The fact is that City have the muscle and the know-how to get this deal done anyway they see fit.
Signing Grealish would be a huge statement of intent for City, who know their rivals will soon be back to battle for the main silverware in English football if they stand still in the market
A straight cash deal may suit Villa best. The Midlands club — vastly improved under Smith — have no desire to sell their captain and no financial need to either. Equally, a transfer fee up around the £100m mark could go a long way to improving Villa, particularly if they were to spend their money as well as they did last summer.
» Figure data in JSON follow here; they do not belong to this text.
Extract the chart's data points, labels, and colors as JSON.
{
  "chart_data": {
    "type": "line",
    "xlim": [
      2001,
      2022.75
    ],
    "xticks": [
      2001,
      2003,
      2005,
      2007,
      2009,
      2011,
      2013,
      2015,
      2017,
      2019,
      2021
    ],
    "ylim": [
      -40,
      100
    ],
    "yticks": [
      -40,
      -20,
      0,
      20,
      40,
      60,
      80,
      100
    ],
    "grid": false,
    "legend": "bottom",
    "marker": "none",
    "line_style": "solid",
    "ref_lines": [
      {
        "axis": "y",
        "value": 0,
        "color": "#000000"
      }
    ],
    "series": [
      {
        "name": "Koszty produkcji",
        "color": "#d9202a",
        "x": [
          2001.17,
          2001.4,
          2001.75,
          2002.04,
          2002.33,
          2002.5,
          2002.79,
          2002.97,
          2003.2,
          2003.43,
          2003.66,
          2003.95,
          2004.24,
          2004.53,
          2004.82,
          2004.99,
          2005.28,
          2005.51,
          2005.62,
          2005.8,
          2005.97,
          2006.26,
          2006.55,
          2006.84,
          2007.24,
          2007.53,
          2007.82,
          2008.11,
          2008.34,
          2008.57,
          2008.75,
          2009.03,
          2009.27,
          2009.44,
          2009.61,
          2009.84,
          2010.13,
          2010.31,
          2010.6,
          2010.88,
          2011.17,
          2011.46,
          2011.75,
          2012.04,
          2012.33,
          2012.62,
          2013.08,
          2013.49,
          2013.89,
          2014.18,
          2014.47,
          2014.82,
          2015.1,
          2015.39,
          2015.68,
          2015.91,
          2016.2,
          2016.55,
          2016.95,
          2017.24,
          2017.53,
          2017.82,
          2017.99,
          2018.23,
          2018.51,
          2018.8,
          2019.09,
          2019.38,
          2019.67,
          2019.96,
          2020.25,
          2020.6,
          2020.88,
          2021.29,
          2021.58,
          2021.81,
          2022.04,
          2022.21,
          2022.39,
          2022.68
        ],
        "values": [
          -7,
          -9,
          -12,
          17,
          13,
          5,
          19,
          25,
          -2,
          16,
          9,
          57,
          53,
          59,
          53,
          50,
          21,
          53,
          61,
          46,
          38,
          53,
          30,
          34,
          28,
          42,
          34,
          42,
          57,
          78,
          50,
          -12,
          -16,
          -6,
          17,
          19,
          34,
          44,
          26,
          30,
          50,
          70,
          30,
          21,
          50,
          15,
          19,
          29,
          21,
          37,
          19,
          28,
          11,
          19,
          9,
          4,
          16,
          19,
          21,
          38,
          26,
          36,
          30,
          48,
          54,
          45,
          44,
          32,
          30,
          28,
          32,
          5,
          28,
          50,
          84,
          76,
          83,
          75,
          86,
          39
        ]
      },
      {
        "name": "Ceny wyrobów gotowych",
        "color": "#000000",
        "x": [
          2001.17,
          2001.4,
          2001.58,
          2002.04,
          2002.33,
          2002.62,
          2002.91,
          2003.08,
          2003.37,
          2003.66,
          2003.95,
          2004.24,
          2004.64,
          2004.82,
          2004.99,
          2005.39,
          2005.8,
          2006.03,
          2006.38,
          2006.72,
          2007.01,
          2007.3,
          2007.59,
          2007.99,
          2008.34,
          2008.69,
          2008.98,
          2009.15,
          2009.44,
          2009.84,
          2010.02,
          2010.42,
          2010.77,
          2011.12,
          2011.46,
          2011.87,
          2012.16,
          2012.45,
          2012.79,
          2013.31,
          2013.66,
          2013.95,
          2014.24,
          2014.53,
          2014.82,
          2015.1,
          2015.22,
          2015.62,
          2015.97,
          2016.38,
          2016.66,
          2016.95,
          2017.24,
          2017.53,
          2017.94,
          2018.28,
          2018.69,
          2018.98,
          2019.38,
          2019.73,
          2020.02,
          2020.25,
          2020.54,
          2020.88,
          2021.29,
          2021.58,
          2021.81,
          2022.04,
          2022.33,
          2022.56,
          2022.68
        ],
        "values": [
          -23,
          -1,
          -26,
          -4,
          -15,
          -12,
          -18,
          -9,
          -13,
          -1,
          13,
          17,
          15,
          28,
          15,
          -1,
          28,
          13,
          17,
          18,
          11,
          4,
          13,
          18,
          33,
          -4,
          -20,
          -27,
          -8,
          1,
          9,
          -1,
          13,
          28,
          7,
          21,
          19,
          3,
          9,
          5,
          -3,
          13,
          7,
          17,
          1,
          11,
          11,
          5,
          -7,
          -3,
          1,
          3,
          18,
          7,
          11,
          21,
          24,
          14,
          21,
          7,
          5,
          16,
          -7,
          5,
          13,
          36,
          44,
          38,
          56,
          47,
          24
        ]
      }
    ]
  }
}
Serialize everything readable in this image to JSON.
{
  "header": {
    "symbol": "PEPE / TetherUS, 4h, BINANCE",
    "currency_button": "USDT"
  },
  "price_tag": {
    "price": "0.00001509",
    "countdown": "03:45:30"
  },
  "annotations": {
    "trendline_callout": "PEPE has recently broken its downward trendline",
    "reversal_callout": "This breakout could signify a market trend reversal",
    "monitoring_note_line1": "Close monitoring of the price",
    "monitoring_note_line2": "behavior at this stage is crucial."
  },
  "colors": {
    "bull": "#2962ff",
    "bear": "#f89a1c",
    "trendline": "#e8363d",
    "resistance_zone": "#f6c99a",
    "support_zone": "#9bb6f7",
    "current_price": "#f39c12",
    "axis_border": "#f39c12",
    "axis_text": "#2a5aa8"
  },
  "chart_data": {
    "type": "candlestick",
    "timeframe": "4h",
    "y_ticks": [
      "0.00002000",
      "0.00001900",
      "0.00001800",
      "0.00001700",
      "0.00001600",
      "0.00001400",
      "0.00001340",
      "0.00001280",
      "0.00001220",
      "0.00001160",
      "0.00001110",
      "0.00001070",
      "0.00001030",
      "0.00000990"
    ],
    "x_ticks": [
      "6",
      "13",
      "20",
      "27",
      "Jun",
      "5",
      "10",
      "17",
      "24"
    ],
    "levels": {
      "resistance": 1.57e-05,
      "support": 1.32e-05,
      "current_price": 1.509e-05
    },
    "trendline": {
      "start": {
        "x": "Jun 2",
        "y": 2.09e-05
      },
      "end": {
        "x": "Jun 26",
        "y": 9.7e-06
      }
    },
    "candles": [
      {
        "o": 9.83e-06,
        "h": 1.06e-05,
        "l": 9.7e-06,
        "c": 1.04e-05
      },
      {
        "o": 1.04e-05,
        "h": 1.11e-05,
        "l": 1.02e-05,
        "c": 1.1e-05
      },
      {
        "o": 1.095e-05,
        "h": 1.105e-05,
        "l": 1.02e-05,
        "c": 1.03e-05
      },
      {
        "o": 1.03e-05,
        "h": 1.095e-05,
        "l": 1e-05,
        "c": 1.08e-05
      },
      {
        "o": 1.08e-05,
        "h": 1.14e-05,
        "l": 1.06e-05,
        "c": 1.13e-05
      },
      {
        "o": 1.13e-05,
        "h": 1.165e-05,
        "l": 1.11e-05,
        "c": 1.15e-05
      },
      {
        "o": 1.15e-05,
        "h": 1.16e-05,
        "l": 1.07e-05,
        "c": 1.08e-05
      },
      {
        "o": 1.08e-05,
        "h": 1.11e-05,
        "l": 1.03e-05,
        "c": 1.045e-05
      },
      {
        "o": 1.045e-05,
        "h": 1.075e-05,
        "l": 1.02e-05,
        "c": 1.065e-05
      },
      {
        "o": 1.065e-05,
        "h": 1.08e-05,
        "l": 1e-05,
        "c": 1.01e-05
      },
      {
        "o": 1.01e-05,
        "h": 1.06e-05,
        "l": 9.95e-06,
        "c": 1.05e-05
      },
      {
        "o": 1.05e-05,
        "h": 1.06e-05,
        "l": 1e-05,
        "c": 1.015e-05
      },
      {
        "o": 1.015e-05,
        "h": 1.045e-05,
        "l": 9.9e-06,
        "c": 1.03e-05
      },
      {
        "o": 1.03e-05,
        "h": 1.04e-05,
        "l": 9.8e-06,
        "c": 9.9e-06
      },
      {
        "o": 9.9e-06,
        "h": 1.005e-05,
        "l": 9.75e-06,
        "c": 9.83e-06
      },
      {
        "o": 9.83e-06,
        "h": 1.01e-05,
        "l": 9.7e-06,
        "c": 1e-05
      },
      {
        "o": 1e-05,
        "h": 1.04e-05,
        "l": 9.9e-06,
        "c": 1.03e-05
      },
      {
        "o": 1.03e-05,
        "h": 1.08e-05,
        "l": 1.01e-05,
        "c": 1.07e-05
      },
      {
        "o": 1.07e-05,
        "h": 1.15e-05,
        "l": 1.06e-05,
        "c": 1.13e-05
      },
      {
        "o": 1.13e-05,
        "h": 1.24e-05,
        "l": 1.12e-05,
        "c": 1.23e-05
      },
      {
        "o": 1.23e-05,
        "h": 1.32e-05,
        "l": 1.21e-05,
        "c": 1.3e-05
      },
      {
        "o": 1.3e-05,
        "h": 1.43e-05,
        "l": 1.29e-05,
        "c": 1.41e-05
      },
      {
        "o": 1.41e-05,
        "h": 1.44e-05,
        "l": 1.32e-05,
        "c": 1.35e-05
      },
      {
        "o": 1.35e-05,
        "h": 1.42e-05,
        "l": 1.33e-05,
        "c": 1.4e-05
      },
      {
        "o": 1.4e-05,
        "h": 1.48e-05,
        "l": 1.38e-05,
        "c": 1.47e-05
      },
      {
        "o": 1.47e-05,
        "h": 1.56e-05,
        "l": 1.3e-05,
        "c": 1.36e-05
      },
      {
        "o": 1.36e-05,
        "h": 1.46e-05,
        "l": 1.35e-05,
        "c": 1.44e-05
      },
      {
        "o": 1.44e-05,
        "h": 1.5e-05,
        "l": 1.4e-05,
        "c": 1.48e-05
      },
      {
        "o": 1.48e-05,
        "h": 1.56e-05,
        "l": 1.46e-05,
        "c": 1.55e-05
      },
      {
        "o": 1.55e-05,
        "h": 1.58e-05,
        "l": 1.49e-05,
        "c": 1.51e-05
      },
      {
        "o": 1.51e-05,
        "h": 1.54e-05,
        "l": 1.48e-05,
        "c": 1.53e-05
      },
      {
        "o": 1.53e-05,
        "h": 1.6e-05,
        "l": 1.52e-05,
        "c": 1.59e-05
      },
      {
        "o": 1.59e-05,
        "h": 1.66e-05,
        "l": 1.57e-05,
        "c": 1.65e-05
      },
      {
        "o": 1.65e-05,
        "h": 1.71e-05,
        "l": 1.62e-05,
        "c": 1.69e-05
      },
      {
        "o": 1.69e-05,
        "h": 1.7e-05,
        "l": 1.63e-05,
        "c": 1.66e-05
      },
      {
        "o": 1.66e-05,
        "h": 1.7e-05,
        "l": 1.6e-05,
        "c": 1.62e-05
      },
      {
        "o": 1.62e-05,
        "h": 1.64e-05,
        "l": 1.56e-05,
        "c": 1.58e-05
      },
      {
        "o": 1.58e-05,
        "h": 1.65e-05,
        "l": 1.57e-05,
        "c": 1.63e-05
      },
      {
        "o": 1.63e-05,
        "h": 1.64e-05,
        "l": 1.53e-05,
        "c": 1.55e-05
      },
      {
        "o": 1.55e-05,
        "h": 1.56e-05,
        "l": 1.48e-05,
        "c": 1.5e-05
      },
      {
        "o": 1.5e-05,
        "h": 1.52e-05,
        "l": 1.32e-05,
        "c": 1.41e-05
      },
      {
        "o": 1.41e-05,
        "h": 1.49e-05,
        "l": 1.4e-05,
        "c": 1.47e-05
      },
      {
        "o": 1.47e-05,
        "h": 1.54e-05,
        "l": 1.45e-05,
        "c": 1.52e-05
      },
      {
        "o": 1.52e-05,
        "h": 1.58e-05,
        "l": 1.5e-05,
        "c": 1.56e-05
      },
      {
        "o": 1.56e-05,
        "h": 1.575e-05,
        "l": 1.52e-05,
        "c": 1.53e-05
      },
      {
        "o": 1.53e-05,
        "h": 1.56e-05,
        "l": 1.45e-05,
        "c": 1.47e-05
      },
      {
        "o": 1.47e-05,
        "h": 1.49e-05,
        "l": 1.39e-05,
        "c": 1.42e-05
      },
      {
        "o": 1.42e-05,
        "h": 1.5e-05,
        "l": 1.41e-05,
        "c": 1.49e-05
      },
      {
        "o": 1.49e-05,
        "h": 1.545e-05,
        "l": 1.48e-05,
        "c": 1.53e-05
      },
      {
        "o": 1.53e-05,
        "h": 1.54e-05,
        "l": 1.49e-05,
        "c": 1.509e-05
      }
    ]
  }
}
Striker Ollie Watkins was a superb signing from Brentford at the start of this season and he, too, may be in Gareth Southgate’s final squad for the Euros.
This, though, is a story about City and an unquenchable thirst to become the very best team there is. Guardiola’s team face a sizeable challenge from Chelsea in Porto on Saturday night.
Next season, it is likely that Jurgen Klopp’s Liverpool will be in their face once again.
Signing a player of Grealish’s quality would be a mark-in-the-sand moment, for sure.
Spending £100m on a player because you really need him is one thing. Doing it even though it will improve you only by fractions marks you out as quite another kind of football club altogether.
Manchester City are now that kind of organisation. It is impossible not to be impressed by that.